Antonio Mazzeo, Journalist und Essayist, bekannt für seinen Kampf No Muos, der sich mehrfach mit der Aufnahmeeinrichtung von Mineo beschäftigt hat, drückt hingegen sein «Befremden und Unmut» aus. Mazzeo, der für die Europawahl 2014 im Wahlkreis Sardinien-Sizilien für die Liste “L’Altra Europa con Tsipras” (übersetzt: Das andere Europa mit Tsipras) kandidiert, kommentiert trocken in aller Klarheit und Deutlichkeit: «Diese Nachricht ist einfach grauenhaft ». Mazzeo hebt den Verdacht, dass hinter dem Alibi der humanitären Absicht der Versuch der Durchsetzung einer wahllosen Massenimpfung steckt, indem Migranten als Versuchskaninchen benutzt
werden. «Das Prinzip der wahllosen Massenimpfung– schreibt er im Web – ist hochgradig schädlich auch aus wissenschaftlicher Sicht, insofern, dass jeder Organismus auf den gleichen Wirkstoff immer unterschiedlich reagiert. Man kann nicht einfach wahllos Männer und Frauen, Alte und Kinder, jeder mit seiner spezifischen Veranlagung oder Resistenz, impfen».

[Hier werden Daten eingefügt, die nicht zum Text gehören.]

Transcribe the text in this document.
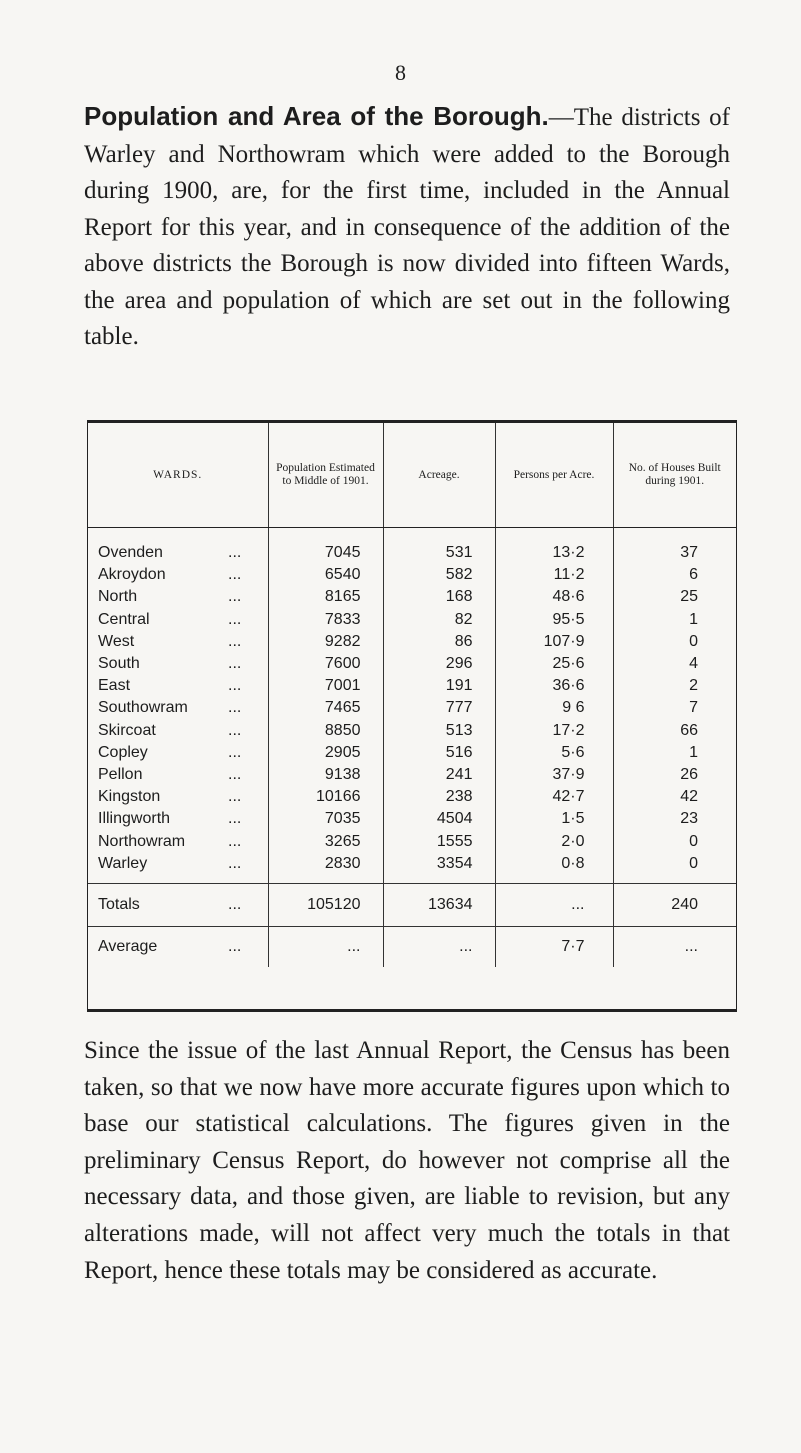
8

Population and Area of the Borough.—The districts of Warley and Northowram which were added to the Borough during 1900, are, for the first time, included in the Annual Report for this year, and in consequence of the addition of the above districts the Borough is now divided into fifteen Wards, the area and population of which are set out in the following table.

WARDS.	Population Estimated to Middle of 1901.	Acreage.	Persons per Acre.	No. of Houses Built during 1901.
Ovenden ...	7045	531	13·2	37
Akroydon ...	6540	582	11·2	6
North ...	8165	168	48·6	25
Central ...	7833	82	95·5	1
West ...	9282	86	107·9	0
South ...	7600	296	25·6	4
East ...	7001	191	36·6	2
Southowram ...	7465	777	9 6	7
Skircoat ...	8850	513	17·2	66
Copley ...	2905	516	5·6	1
Pellon ...	9138	241	37·9	26
Kingston ...	10166	238	42·7	42
Illingworth ...	7035	4504	1·5	23
Northowram ...	3265	1555	2·0	0
Warley ...	2830	3354	0·8	0
Totals ...	105120	13634	...	240
Average ...	...	...	7·7	...

Since the issue of the last Annual Report, the Census has been taken, so that we now have more accurate figures upon which to base our statistical calculations. The figures given in the preliminary Census Report, do however not comprise all the necessary data, and those given, are liable to revision, but any alterations made, will not affect very much the totals in that Report, hence these totals may be considered as accurate.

Außerdem gebe es laut dem Journalisten einen grundlegenden Widerspruch: «Die Logik des gesamten Eingriffs hält von Anfang an einer Überprüfung nicht Stand: Wenn dasCARA von Mineo vor der Gefahr einer Typhusepidemie steht oder die Möglichkeit einer solchen befürchtet wird, ist dies ein zusätzlicher Grund für die sofortige Schließung der Einrichtung und sicherlich kein Grund für eine Massenimpfung an denjenigen, die allerdings dort wohnen».

Mazzeo präzisiert außerdem, dass bezüglich des Tuberkulosetests «ein mögliches positives Ergebnis nur indiziert, dass die Person in der Vergangenheit in Kontakt mit dem Tuberkulosebazillus gewesen ist, aber nicht, dass sich diese in diesem Moment in einem Krankheitszustand befindet » und « Mit der wahllosen Anwendung von tausend Tests auf Personen, die gezwungen sind, in einer Gemeinschaft unter hygienisch–sanitären Bedingungen zu leben, die mehr als heikel sind, riskiert man also in der Bevölkerung, die in der Nähe der CARA von Mineo leben, nutzlose
soziale Bedenken zu schaffen und medienwirksam Handlungen der Intoleranz und Diskriminierung zu schüren». «Es würden sich das Gerede über die neuen Überträger von Krankheiten unter der dort ansässigen Bevölkerung und der Mitarbeiter der Einrichtung verbreiten», warnt besorgt Mazzeo, indem er einen bekannten Text von Gesualdo Bufalino zitiert.
Das, was im CARA passiert, ist laut Mazzeo unakzeptabel: Man wohnt dem „weiteren Beispiel der Entpersönlichung der Migranten bei, die wie Fleisch benutzt werden, das für Tests und Experimente benutzt wird, zum alleinigen Zweck der Gesundheitsprophylaxe, so ähnlich wie die Schädlingsbekämpfung in der CDA (Centro di accoglienza- Aufnahmeeinrichtung) von Lampedusa». Mazzeo geht auf traurige Spuke der Vergangenheit ein und spricht von dem «kulturellen Erbgut einer Biopolitik des Ende des 19 Jh., das dieselbe heutige Wissenschaft aufgegeben hat».
Es handelt sich, so Mazzeo abschließend, um einen „perversen Mechanismus, der das stets zur Verfügung stehende Alibi der humanitären Gründe benutzt, damit jegliche Verweigerung von Rechten „zu gutem Zweck“ und zum Schutz der per se schwachen Person ausgeübt wird: eine beschnittene Freiheit des Individuums, der Entzug der Selbständigkeit, sich Mahlzeiten zuzubereiten und schließlich die Unterwerfung einer invasiven ärztlichen Versorgung».